Updates to existing guidelines are as follows:
Site Structure and Links
It used to read:
“Make a site with a clear hierarchy and text links. Every page should be reachable from at least one static text link.”
Now it reads:
“Ensure that all pages on the site can be reached by a link from another findable page. The referring link should include either text or, for images, an alt attribute, that is relevant to the target page.”

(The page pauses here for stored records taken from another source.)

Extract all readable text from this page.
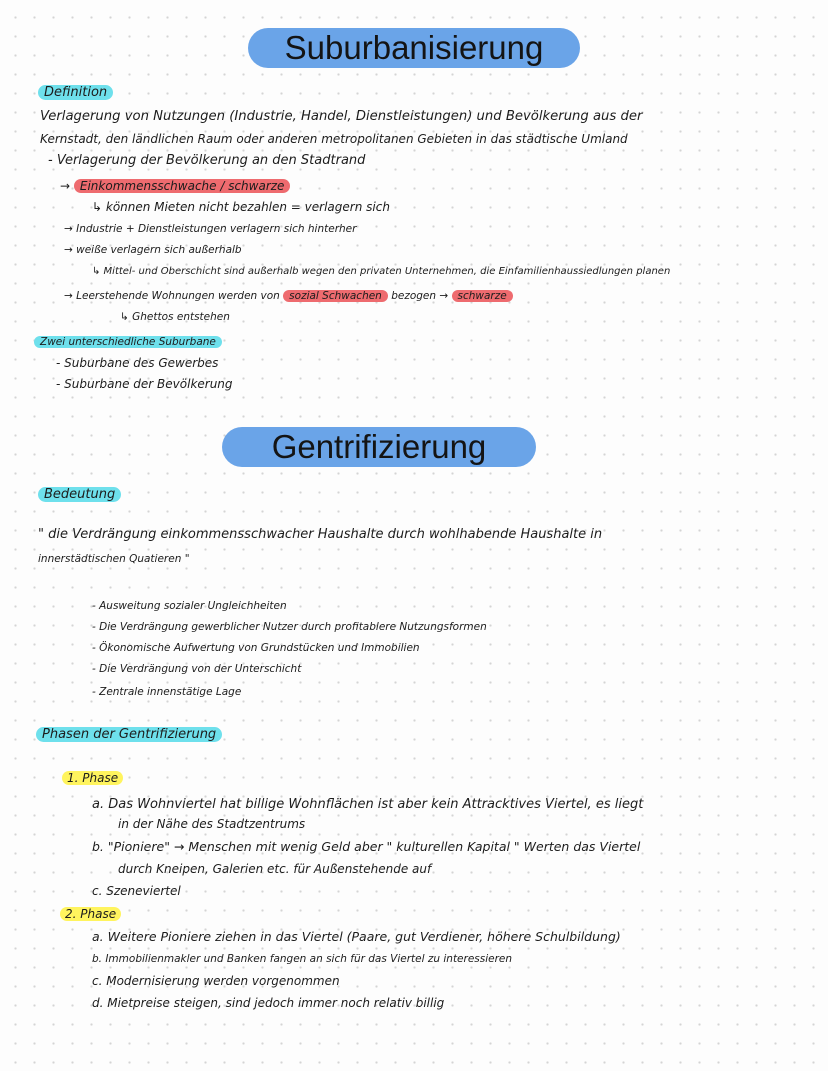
Suburbanisierung
Definition
Verlagerung von Nutzungen (Industrie, Handel, Dienstleistungen) und Bevölkerung aus der
Kernstadt, den ländlichen Raum oder anderen metropolitanen Gebieten in das städtische Umland
- Verlagerung der Bevölkerung an den Stadtrand
→ Einkommensschwache / schwarze
↳ können Mieten nicht bezahlen = verlagern sich
→ Industrie + Dienstleistungen verlagern sich hinterher
→ weiße verlagern sich außerhalb
↳ Mittel- und Oberschicht sind außerhalb wegen den privaten Unternehmen, die Einfamilienhaussiedlungen planen
→ Leerstehende Wohnungen werden von sozial Schwachen bezogen → schwarze
↳ Ghettos entstehen
Zwei unterschiedliche Suburbane
- Suburbane des Gewerbes
- Suburbane der Bevölkerung
Gentrifizierung
Bedeutung
" die Verdrängung einkommensschwacher Haushalte durch wohlhabende Haushalte in
innerstädtischen Quatieren "
- Ausweitung sozialer Ungleichheiten
- Die Verdrängung gewerblicher Nutzer durch profitablere Nutzungsformen
- Ökonomische Aufwertung von Grundstücken und Immobilien
- Die Verdrängung von der Unterschicht
- Zentrale innenstätige Lage
Phasen der Gentrifizierung
1. Phase
a. Das Wohnviertel hat billige Wohnflächen ist aber kein Attracktives Viertel, es liegt
in der Nähe des Stadtzentrums
b. "Pioniere" → Menschen mit wenig Geld aber " kulturellen Kapital " Werten das Viertel
durch Kneipen, Galerien etc. für Außenstehende auf
c. Szeneviertel
2. Phase
a. Weitere Pioniere ziehen in das Viertel (Paare, gut Verdiener, höhere Schulbildung)
b. Immobilienmakler und Banken fangen an sich für das Viertel zu interessieren
c. Modernisierung werden vorgenommen
d. Mietpreise steigen, sind jedoch immer noch relativ billig
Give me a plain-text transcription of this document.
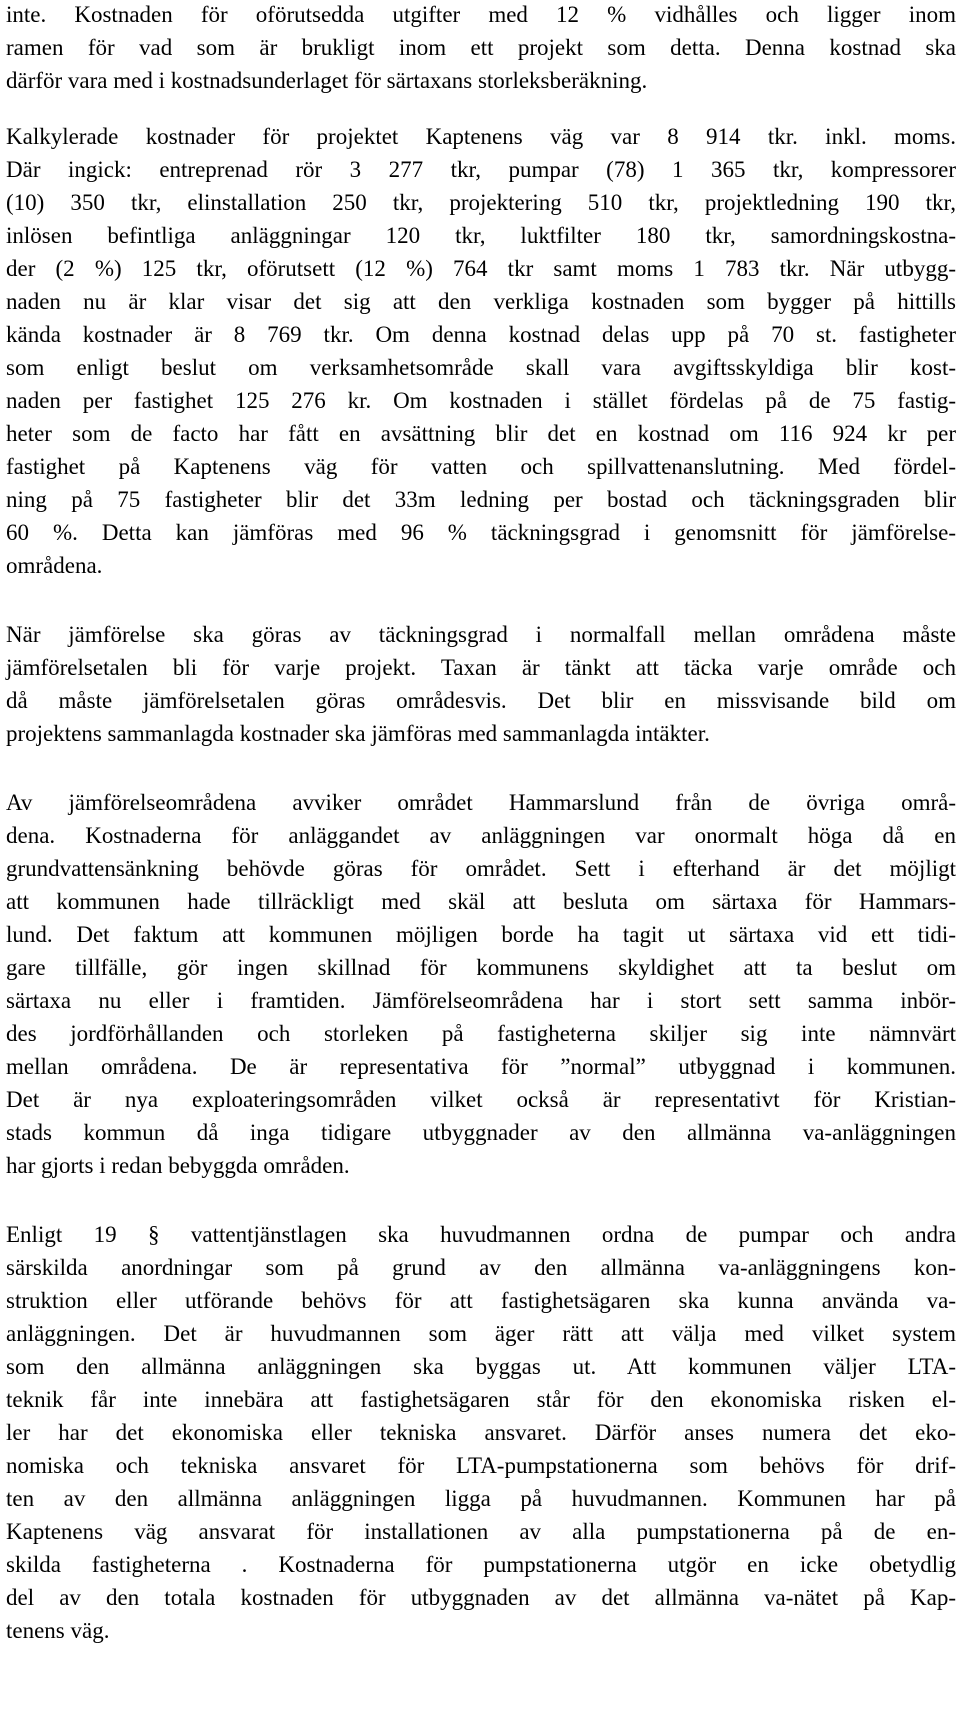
inte. Kostnaden för oförutsedda utgifter med 12 % vidhålles och ligger inom
ramen för vad som är brukligt inom ett projekt som detta. Denna kostnad ska
därför vara med i kostnadsunderlaget för särtaxans storleksberäkning.
Kalkylerade kostnader för projektet Kaptenens väg var 8 914 tkr. inkl. moms.
Där ingick: entreprenad rör 3 277 tkr, pumpar (78) 1 365 tkr, kompressorer
(10) 350 tkr, elinstallation 250 tkr, projektering 510 tkr, projektledning 190 tkr,
inlösen befintliga anläggningar 120 tkr, luktfilter 180 tkr, samordningskostna-
der (2 %) 125 tkr, oförutsett (12 %) 764 tkr samt moms 1 783 tkr. När utbygg-
naden nu är klar visar det sig att den verkliga kostnaden som bygger på hittills
kända kostnader är 8 769 tkr. Om denna kostnad delas upp på 70 st. fastigheter
som enligt beslut om verksamhetsområde skall vara avgiftsskyldiga blir kost-
naden per fastighet 125 276 kr. Om kostnaden i stället fördelas på de 75 fastig-
heter som de facto har fått en avsättning blir det en kostnad om 116 924 kr per
fastighet på Kaptenens väg för vatten och spillvattenanslutning. Med fördel-
ning på 75 fastigheter blir det 33m ledning per bostad och täckningsgraden blir
60 %. Detta kan jämföras med 96 % täckningsgrad i genomsnitt för jämförelse-
områdena.
När jämförelse ska göras av täckningsgrad i normalfall mellan områdena måste
jämförelsetalen bli för varje projekt. Taxan är tänkt att täcka varje område och
då måste jämförelsetalen göras områdesvis. Det blir en missvisande bild om
projektens sammanlagda kostnader ska jämföras med sammanlagda intäkter.
Av jämförelseområdena avviker området Hammarslund från de övriga områ-
dena. Kostnaderna för anläggandet av anläggningen var onormalt höga då en
grundvattensänkning behövde göras för området. Sett i efterhand är det möjligt
att kommunen hade tillräckligt med skäl att besluta om särtaxa för Hammars-
lund. Det faktum att kommunen möjligen borde ha tagit ut särtaxa vid ett tidi-
gare tillfälle, gör ingen skillnad för kommunens skyldighet att ta beslut om
särtaxa nu eller i framtiden. Jämförelseområdena har i stort sett samma inbör-
des jordförhållanden och storleken på fastigheterna skiljer sig inte nämnvärt
mellan områdena. De är representativa för ”normal” utbyggnad i kommunen.
Det är nya exploateringsområden vilket också är representativt för Kristian-
stads kommun då inga tidigare utbyggnader av den allmänna va-anläggningen
har gjorts i redan bebyggda områden.
Enligt 19 § vattentjänstlagen ska huvudmannen ordna de pumpar och andra
särskilda anordningar som på grund av den allmänna va-anläggningens kon-
struktion eller utförande behövs för att fastighetsägaren ska kunna använda va-
anläggningen. Det är huvudmannen som äger rätt att välja med vilket system
som den allmänna anläggningen ska byggas ut. Att kommunen väljer LTA-
teknik får inte innebära att fastighetsägaren står för den ekonomiska risken el-
ler har det ekonomiska eller tekniska ansvaret. Därför anses numera det eko-
nomiska och tekniska ansvaret för LTA-pumpstationerna som behövs för drif-
ten av den allmänna anläggningen ligga på huvudmannen. Kommunen har på
Kaptenens väg ansvarat för installationen av alla pumpstationerna på de en-
skilda fastigheterna . Kostnaderna för pumpstationerna utgör en icke obetydlig
del av den totala kostnaden för utbyggnaden av det allmänna va-nätet på Kap-
tenens väg.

Overall this changes two major things: the value of anchor text and ‘findable’ links. Google are saying that anchor text is important whether it’s an alt attribute or actual link text as it tells them what the page you’re referring to is about. Google’s reference to “findable links” is a message telling us page links should be easily found on your site not hidden somewhere in the footer of your website. Therefore you need good internal links and a good site structure.
XML and HTML Sitemaps
“Provide a sitemap file with links that point to the important pages on your site. Also provide a page with a human-readable list of links to these pages (sometimes called a site index or sitemap page).”
“Offer a sitemap to your users with links that point to the important parts of your site. If the site map has an extremely large number of links, you may want to break the site map into multiple pages.”
Google is talking about a human visible sitemap in its guidelines more than it did before. Yoast SEO takes care of the XML sitemap and are looking to create a HTML sitemap “as more people will be looking to get one now”.
There are plenty more technical changes that most of you shouldn’t need to think about if you are a normal user with a decently built website. There is however more coverage on seroundtable.com and thesempost.com if you want to dive into the rest of the changes.
Google has always been moving towards user-friendliness towards the user and their updated webmaster guidelines focus even more on the value for the user than the previous webmaster guidelines did. The points covered in this blog should give you enough of a guide to the things you should be focusing, helping you make more informed decisions on what best to spend your time on.